The problem is we just do not know how genetic modifications now will present in the future. The technology is relatively new and not enough longitudinal studies have been conducted to definitively know the consequences of alterations made to embryos. Even though the aim of using CRISPR to improve health and prevent disease is good, it “could start us down a path towards non-therapeutic genetic enhancement.”

Gene-editing has led to the discussion of designer babies. In vitro, babies can be genetically engineered for selected traits. If CRISPR allows any point in the DNA sequence to be manipulated, then there is the option to control anything from disease-risk and disabilities to traits such as gender, eye color, or height. 

For many people who have children through in vitro fertilization, they have the option to get a preimplantation genetic diagnosis. Many parents that know they carry genes that would put their child at risk of being born with a serious disease, find this helpful. The majority of parents would agree that if they can control any future struggles their child may face in the world, they would.  

Designer babies raise a lot of apprehension for how our society will look in the future. While disabilities and diseases come with hardships, for many there is a tight-knit community and culture associated with disability. Taking away the chance for unique differences means these communities dissipating. If we could control for all differences, what would that mean for the diversity of our society?

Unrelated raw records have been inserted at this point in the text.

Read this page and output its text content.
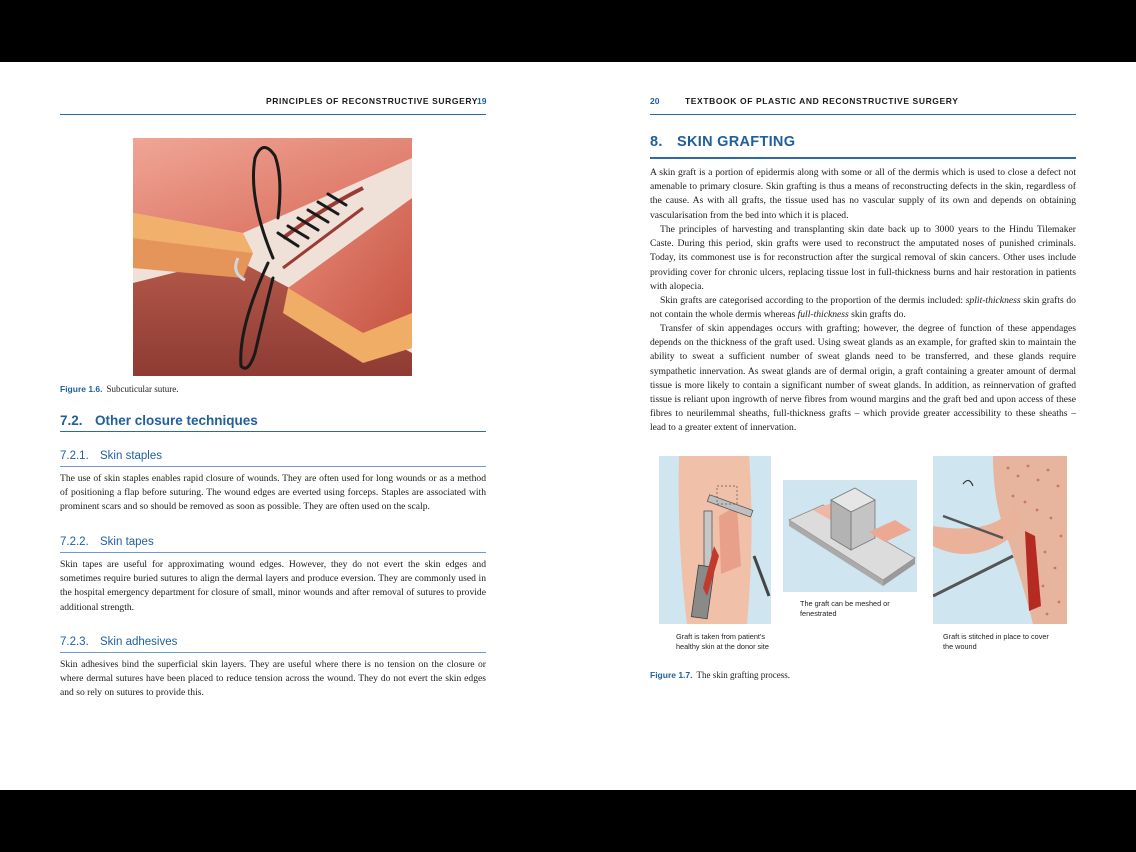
PRINCIPLES OF RECONSTRUCTIVE SURGERY
19
Figure 1.6. Subcuticular suture.
7.2. Other closure techniques
7.2.1. Skin staples

The use of skin staples enables rapid closure of wounds. They are often used for long wounds or as a method of positioning a flap before suturing. The wound edges are everted using forceps. Staples are associated with prominent scars and so should be removed as soon as possible. They are often used on the scalp.

7.2.2. Skin tapes

Skin tapes are useful for approximating wound edges. However, they do not evert the skin edges and sometimes require buried sutures to align the dermal layers and produce eversion. They are commonly used in the hospital emergency department for closure of small, minor wounds and after removal of sutures to provide additional strength.

7.2.3. Skin adhesives

Skin adhesives bind the superficial skin layers. They are useful where there is no tension on the closure or where dermal sutures have been placed to reduce tension across the wound. They do not evert the skin edges and so rely on sutures to provide this.

20	TEXTBOOK OF PLASTIC AND RECONSTRUCTIVE SURGERY
8. SKIN GRAFTING

A skin graft is a portion of epidermis along with some or all of the dermis which is used to close a defect not amenable to primary closure. Skin grafting is thus a means of reconstructing defects in the skin, regardless of the cause. As with all grafts, the tissue used has no vascular supply of its own and depends on obtaining vascularisation from the bed into which it is placed.

The principles of harvesting and transplanting skin date back up to 3000 years to the Hindu Tilemaker Caste. During this period, skin grafts were used to reconstruct the amputated noses of punished criminals. Today, its commonest use is for reconstruction after the surgical removal of skin cancers. Other uses include providing cover for chronic ulcers, replacing tissue lost in full-thickness burns and hair restoration in patients with alopecia.

Skin grafts are categorised according to the proportion of the dermis included: split-thickness skin grafts do not contain the whole dermis whereas full-thickness skin grafts do.

Transfer of skin appendages occurs with grafting; however, the degree of function of these appendages depends on the thickness of the graft used. Using sweat glands as an example, for grafted skin to maintain the ability to sweat a sufficient number of sweat glands need to be transferred, and these glands require sympathetic innervation. As sweat glands are of dermal origin, a graft containing a greater amount of dermal tissue is more likely to contain a significant number of sweat glands. In addition, as reinnervation of grafted tissue is reliant upon ingrowth of nerve fibres from wound margins and the graft bed and upon access of these fibres to neurilemmal sheaths, full-thickness grafts – which provide greater accessibility to these sheaths – lead to a greater extent of innervation.

Graft is taken from patient's healthy skin at the donor site
The graft can be meshed or fenestrated
Graft is stitched in place to cover the wound
Figure 1.7. The skin grafting process.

As CRISPR technology becomes more readily available for use, who will it be accessible to financially? Despite the technology being cheap to use for research purposes it is hard to predict what the cost would be for someone requesting treatment. If CRISPR were used to eradicate disease and medical complications, would it be available through insurance? And if not covered by insurance, who would be the ones that can afford the treatment? What will this mean for low-income families who have a child born with a genetic disease? What other treatment options will exist if CRISPR technology continues to enhance?

The future of genome editing with CRISPR can benefit the quality of life for all humans. However, differentiating between treatment, prevention, and enhancement becomes more unclear as scientists and researchers continuously learn about and utilize CRISPR technology. 

Many bioethicists and researchers feel that embryo manipulation for reproductive purposes is not yet an ethical use of the technology. At the same time, it is also agreed that the CRISPR mechanism is a safe form of gene therapy and should be practiced. But as our society and health concerns evolve, how will these perspectives change?